Dubai is one of seven highly autonomous statelets that make up the United Arab Emirates. Though UAE capital Abu Dhabi has huge oil riches, neighboring Dubai has very little.

The 60-year-old Mohammed's confidence and ambition gave way to aspirations to place Dubai in the same league as London or New York.

Forging ahead with eye-popping development, he vigorously wooed investors, leading to excesses that created a speculative bubble. One of the biggest borrowers was the government's own development vehicle, the conglomerate Dubai World, which shook markets with its announcement last week that it needed to delay payments on part of its $60 billion debt.

Mohammed and his government, however, have refused to stand by the company's debts, and when the signs mounted that Dubai was falling victim to the world economic turmoil, he denied it and never came up with a recovery plan.

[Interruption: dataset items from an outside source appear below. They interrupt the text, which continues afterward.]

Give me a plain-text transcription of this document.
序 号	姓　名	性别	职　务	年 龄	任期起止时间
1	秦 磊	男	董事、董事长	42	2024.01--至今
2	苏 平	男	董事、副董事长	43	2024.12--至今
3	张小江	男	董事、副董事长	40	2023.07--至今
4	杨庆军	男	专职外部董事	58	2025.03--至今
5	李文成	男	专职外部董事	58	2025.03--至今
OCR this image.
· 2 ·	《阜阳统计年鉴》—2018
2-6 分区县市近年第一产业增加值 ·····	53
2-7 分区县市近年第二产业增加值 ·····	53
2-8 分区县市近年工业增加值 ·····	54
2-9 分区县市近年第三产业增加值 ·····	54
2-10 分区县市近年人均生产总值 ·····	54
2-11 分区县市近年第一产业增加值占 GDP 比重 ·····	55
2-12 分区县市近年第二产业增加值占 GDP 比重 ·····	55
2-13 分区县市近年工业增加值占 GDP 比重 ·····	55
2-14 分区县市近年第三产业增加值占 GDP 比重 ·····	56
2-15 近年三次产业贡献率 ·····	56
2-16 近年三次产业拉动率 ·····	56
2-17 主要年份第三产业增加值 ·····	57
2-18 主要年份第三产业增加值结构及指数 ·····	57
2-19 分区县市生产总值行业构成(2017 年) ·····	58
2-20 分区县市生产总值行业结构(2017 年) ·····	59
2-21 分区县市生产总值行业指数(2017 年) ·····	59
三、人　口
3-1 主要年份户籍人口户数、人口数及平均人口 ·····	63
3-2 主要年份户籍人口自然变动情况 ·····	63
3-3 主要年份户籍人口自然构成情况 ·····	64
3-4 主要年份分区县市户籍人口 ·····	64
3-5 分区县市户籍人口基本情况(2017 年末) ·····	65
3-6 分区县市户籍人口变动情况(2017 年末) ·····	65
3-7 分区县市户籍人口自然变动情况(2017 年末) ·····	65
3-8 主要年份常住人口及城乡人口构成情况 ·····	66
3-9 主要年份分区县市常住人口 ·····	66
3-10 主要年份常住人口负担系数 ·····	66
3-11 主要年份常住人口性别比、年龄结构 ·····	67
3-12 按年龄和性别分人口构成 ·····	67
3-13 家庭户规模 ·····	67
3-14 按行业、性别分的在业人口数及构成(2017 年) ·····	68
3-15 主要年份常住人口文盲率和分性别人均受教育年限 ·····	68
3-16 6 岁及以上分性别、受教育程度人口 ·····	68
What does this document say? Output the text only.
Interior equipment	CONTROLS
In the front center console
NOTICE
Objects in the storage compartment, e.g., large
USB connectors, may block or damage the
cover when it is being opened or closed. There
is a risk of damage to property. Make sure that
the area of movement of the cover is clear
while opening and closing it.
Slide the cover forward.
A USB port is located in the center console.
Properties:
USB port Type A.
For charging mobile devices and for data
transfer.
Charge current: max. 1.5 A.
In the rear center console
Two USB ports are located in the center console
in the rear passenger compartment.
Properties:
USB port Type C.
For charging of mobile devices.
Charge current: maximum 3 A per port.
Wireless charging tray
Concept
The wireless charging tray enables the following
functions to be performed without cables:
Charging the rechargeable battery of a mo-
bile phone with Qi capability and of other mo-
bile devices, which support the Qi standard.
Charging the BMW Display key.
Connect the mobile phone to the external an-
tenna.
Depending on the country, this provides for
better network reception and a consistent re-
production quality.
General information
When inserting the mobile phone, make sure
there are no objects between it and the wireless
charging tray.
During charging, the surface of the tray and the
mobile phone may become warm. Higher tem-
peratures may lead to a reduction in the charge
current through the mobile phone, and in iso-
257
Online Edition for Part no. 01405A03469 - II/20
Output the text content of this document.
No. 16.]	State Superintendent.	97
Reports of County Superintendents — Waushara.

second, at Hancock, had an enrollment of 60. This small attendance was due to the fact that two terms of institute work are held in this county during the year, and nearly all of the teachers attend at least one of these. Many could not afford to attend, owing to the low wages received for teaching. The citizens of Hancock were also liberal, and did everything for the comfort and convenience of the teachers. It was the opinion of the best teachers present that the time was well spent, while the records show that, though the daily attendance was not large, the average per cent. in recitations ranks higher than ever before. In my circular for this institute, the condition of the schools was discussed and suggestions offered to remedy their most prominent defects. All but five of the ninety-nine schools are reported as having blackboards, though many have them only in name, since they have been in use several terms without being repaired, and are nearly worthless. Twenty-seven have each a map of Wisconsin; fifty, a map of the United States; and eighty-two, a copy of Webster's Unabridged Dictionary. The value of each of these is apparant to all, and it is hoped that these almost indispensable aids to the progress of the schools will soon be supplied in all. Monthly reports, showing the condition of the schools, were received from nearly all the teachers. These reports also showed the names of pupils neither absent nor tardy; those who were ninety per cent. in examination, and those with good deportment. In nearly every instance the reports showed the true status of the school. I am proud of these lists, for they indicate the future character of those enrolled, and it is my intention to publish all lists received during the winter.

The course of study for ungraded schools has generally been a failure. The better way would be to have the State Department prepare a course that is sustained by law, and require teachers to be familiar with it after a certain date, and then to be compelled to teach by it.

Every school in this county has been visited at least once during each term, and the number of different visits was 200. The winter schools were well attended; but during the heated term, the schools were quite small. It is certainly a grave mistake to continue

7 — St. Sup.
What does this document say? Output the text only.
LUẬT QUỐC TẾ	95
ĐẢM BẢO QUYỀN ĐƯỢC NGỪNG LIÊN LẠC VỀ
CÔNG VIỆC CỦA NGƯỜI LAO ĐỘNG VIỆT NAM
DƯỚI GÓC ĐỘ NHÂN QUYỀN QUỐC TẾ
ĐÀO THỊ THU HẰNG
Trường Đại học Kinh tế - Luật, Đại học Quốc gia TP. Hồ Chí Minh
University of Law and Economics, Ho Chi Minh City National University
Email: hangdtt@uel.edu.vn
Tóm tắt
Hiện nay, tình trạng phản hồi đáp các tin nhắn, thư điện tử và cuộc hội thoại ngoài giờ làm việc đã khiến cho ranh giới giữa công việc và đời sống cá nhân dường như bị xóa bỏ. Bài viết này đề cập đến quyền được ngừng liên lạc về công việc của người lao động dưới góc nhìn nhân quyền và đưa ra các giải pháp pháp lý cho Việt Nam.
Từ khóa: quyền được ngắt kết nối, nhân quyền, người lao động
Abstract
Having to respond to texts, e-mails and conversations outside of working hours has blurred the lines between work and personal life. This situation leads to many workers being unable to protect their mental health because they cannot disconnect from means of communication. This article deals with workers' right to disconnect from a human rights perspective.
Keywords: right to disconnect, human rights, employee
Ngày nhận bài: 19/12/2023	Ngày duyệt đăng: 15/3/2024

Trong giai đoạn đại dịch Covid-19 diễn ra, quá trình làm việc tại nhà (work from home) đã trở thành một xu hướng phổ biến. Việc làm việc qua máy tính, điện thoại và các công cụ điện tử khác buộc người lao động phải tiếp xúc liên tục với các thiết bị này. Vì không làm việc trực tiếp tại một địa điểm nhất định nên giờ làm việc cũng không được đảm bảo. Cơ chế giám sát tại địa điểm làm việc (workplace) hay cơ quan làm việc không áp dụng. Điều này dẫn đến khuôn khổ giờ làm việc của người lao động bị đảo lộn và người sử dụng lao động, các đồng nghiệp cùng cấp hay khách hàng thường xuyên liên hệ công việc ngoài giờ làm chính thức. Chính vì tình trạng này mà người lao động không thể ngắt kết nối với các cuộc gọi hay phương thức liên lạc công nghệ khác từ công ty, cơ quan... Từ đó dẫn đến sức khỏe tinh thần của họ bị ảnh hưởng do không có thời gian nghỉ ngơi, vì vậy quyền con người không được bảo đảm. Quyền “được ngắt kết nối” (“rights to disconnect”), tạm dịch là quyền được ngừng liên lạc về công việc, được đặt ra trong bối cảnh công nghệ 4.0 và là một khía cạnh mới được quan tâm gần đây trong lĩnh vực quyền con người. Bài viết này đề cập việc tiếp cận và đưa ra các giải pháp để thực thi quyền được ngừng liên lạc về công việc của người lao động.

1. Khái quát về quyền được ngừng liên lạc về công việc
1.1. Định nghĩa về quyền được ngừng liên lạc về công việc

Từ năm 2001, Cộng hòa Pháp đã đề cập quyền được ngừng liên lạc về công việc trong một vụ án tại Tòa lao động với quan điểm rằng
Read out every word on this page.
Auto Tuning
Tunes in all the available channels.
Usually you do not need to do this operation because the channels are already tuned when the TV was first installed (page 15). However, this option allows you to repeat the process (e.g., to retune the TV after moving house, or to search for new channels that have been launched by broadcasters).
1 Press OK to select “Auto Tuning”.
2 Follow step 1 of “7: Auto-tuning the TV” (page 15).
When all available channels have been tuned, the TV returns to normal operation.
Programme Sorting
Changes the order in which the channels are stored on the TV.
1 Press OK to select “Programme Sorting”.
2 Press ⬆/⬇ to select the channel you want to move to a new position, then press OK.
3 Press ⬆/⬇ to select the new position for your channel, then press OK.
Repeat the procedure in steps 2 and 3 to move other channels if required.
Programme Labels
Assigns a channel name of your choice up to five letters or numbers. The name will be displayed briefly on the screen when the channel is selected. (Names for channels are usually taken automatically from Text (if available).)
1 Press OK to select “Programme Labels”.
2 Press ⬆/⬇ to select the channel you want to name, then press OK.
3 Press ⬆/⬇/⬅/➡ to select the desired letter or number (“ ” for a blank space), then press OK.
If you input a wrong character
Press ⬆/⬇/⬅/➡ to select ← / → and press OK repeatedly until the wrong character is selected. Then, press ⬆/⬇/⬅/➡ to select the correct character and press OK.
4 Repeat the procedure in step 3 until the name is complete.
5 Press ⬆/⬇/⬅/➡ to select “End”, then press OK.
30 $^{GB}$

Dubai's ruler supervised the Gulf city's stunning makeover in the past decade, turning it into a model for development in an Arab world plagued with poverty, corruption and nepotism.

Along with extravagant projects like artificial islands and glitzy skyscrapers, international schools, multinational companies and luxury hotels mushroomed around the city. They offered young Arab professionals jobs and a lifestyle they couldn't find or afford in Cairo or Beirut.

Like his Muslim city-state with a Western outlook, Mohammed, whose net worth is listed at $12 billion by Forbes, has held onto deeply rooted Arabian traditions while pursuing his ambitions for modernity.

He breeds camels and is a passionate lover of horses. He rides endurance races in the desert and drives a customized Mercedes four-wheel drive SUV along Dubai's sprawling highways. He listens to residents' complaints the old-fashioned way, in his diwan, or reception room, but also regularly updates his Facebook profile and exchanges tweets with Dubai's youth.

That mix has suited his personality and ruling style in a region where personality cults around leaders are considered part of good governance.

Taken in by Mohammed's marketing skills, deposed politicians, oil tycoons and powerful executives willingly participated in Dubai's real estate bonanza, no questions asked, as did professionals from Europe and Asia who flocked to the emirate, paying for condos and villas before building even started.

Some multinational companies even made the emirate their regional headquarters, and company executives rubbed shoulders with Hollywood stars like Charlize Theron and athletes like Tiger Woods.

Charmed by Mohammed's personality and his assurances, investors poured in billions.